En attendant qu’on frappe les trois coups, Sarah sirote de la piquette avec les soldats. Elle est enveloppée dans un manteau de léopard, elle porte un collier de diamants. Elle estime que ces garçons ont besoin de lumière plutôt que d’une marraine tristement habillée de noir, et même s’ils savent que, sous le luxe de l’énorme fourrure, elle est entortillée dans des pansements.
Derrière moi, quelqu’un chuchote :
- Sarah Bernhardt, c’est ça ?
On ne voit encore qu’un tas de petits plis. Je me dis que la vraie Sarah n’a pas encore fait son entrée, ce n’est qu’une vieille dame qui papote. Mais la Bernhardt va venir, celle dont la voix couvre le bruit des armes et des canons. Cela ne saurait tarder.

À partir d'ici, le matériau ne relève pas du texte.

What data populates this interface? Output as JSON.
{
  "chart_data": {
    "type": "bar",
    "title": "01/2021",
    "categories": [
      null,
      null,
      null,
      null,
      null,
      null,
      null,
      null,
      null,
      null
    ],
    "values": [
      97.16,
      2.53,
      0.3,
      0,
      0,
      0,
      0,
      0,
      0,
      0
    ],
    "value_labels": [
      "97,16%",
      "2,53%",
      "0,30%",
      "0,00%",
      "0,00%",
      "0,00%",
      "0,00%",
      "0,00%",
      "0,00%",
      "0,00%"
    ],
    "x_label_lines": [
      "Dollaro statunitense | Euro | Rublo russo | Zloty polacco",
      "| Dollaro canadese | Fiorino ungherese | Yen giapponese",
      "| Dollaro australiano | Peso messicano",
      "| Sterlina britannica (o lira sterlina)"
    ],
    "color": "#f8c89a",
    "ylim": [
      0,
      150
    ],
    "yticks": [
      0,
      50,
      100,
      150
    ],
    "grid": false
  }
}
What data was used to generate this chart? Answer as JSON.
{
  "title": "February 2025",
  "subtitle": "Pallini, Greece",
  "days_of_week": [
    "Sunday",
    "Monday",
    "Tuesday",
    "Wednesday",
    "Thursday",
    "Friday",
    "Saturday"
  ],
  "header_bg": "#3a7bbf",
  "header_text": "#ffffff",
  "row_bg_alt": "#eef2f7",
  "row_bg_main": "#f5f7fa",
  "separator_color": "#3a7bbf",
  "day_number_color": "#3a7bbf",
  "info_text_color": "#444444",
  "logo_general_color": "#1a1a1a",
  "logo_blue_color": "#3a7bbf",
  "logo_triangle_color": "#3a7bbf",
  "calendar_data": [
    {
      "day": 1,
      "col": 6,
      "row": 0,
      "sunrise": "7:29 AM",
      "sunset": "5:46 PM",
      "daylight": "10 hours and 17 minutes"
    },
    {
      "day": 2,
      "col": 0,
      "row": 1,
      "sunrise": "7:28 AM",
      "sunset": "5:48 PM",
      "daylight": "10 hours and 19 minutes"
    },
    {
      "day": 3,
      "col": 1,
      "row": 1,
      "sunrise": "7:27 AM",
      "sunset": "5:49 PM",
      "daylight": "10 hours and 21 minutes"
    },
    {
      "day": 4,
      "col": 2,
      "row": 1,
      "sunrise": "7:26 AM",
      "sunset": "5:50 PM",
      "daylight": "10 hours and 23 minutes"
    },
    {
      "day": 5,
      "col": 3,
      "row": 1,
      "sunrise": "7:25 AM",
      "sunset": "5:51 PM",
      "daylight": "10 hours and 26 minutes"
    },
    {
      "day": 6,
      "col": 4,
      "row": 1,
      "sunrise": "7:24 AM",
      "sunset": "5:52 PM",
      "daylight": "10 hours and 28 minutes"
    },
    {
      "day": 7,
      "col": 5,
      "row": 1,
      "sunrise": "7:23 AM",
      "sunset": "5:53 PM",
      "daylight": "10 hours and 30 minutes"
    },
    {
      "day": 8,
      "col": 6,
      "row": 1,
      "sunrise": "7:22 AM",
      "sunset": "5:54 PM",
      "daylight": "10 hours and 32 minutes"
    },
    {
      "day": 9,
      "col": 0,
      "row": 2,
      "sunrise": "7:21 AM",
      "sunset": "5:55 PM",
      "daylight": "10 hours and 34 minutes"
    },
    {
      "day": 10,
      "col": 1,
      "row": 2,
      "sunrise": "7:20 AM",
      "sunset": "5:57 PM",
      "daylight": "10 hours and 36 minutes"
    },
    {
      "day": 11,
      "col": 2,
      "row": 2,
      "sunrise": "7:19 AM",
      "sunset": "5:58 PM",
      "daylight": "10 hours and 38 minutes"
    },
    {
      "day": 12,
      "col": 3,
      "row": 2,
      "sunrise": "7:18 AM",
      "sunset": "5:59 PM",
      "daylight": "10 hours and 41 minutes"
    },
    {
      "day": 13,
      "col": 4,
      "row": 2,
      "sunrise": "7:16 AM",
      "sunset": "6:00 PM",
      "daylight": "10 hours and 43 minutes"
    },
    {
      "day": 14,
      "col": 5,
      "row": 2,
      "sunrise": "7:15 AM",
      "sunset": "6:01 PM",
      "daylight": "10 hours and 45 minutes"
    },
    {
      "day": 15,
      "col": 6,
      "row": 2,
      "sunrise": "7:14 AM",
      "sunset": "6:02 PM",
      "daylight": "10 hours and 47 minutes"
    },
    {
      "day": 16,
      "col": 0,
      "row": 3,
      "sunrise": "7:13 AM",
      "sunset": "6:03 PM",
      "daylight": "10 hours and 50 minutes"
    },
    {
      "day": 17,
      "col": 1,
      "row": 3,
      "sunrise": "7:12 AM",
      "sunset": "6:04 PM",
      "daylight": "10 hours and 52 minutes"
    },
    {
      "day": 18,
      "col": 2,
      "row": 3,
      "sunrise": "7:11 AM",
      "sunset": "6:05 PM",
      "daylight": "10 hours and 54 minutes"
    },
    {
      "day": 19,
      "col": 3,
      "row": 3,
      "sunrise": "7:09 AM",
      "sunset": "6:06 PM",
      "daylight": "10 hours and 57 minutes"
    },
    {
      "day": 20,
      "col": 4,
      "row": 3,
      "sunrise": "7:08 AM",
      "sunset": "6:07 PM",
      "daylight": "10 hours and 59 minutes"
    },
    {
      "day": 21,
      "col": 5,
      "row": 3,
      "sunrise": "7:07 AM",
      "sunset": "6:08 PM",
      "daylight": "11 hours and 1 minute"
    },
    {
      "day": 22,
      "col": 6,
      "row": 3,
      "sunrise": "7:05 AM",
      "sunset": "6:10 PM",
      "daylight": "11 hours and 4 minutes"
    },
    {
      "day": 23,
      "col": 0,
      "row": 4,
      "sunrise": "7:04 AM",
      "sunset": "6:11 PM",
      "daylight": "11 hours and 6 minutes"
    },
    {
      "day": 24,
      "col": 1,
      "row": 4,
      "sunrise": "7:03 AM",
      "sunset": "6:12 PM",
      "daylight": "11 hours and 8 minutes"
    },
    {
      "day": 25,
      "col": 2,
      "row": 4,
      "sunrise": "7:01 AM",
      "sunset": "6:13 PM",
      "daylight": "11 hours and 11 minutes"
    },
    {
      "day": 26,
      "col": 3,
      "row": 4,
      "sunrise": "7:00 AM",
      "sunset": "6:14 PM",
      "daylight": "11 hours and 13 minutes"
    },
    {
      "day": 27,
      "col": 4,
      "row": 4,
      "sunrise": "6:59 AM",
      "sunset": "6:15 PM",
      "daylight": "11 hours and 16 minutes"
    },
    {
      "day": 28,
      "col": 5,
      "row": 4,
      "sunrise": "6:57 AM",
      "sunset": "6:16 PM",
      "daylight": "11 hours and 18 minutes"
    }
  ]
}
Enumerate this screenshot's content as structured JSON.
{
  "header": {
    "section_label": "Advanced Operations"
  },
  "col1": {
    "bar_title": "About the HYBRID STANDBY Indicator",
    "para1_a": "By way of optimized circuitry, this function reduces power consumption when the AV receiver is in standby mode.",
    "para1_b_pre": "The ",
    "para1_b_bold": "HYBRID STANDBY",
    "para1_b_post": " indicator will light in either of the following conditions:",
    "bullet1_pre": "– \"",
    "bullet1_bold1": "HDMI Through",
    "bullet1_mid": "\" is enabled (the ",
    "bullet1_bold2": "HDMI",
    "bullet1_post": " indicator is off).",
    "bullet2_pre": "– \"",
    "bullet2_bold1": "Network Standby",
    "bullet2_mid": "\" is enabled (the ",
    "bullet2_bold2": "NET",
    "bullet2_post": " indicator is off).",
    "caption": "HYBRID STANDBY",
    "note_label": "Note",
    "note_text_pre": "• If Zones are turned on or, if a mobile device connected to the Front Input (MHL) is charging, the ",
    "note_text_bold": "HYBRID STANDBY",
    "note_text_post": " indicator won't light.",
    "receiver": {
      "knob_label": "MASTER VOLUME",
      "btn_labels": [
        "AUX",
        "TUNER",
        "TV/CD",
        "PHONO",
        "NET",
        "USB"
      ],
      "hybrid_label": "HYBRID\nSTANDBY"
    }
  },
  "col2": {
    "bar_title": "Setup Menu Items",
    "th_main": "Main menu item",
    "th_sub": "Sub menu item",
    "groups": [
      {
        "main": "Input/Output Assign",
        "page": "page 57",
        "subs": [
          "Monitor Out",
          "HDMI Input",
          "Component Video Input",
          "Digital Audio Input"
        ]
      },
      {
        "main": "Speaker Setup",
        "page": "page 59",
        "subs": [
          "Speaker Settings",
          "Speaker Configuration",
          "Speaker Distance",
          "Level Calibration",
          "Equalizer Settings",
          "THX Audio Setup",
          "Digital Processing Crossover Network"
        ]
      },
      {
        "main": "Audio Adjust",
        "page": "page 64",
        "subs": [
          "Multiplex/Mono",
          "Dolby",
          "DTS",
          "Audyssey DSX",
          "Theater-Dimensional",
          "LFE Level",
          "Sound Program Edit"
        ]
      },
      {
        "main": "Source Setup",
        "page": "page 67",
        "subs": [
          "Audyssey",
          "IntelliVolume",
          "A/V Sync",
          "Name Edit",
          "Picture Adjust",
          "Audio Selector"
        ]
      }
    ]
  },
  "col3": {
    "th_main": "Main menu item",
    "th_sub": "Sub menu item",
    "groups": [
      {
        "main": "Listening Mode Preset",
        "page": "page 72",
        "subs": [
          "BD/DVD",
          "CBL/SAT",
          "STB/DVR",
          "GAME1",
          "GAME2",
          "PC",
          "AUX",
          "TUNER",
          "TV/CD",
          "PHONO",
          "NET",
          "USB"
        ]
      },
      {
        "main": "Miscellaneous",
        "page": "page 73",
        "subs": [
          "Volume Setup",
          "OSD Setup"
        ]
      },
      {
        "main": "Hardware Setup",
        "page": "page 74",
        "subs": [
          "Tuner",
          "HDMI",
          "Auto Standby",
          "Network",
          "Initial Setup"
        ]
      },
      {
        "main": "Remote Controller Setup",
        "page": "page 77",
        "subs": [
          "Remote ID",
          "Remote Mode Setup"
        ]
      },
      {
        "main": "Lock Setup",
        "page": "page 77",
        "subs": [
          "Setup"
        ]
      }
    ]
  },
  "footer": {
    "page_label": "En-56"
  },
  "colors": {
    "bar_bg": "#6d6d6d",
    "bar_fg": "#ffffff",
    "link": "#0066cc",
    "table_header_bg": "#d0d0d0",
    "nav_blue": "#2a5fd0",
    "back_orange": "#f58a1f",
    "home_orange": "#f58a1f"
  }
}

Elle aura toujours été au plein milieu de sa vie, sans aucun sens de la mort à préparer ou de la nécessité de s’arrêter pour contempler le chemin parcouru… D’ailleurs non, elle n’était pas au milieu de sa vie, elle en a toujours été à l’extrémité la plus piquante, à la pointe violente et capricieuse, fougueuse et séductrice de la vie.
Alors la douleur qu’elle avait oubliée est revenue. Sarah a vacillé, elle s’est abandonnée à la maladie. Le genou a gonflé comme un ballon.
Comme une tête de nouveau-né, s’extasiait-elle.
Impossible de s’appuyer sur cette jambe.
L’été suivant, à Belle-Ile, elle s’est étendue sur une chaise longue au soleil et elle a attendu que le soleil la dévore. Elle pensait fermement que les rayons brûlants combattraient l’inflammation provenant de l’intérieur de son corps, que le soleil gagnerait à coup sûr.
(…) Elle grillait au soleil et elle mourait d’ennui.
Pour rien. La jambe n’allait pas mieux.
Alors elle s’est vengée sur moi :
- Susan, pourquoi es-tu si aussi petite ? Je ne veux pas d’un avorton près de moi.
Elle m’a offert des chaussures importables, beaucoup trop grandes, à talons dangereux. Je ne reconnaissais plus mes pas sur le gravier. Et comme elle, je me suis mise à boiter. Mais je trouvais toujours mille arguments pour excuser ses caprices et même lui être reconnaissante de ce cadeau. En m’obligeant à porter de telles chaussures, elle tentait sans doute de me façonner. Elle voulait absolument que je lui plaise et elle y travaillait. Mais j’ai bien vu que ma démarche instable et ridicule la faisait rire. En quelque sorte j’étais payée pour ça.
Pour qu'il y ait l'énergie d'une vague il faut envisager le creux, pour qu'il y ait l'écume il faut les crabes que s'envasent là-dessous, pour qu'il y ait le sommet il faut l'action sourde des vers en contrebas, et leur incessante sape.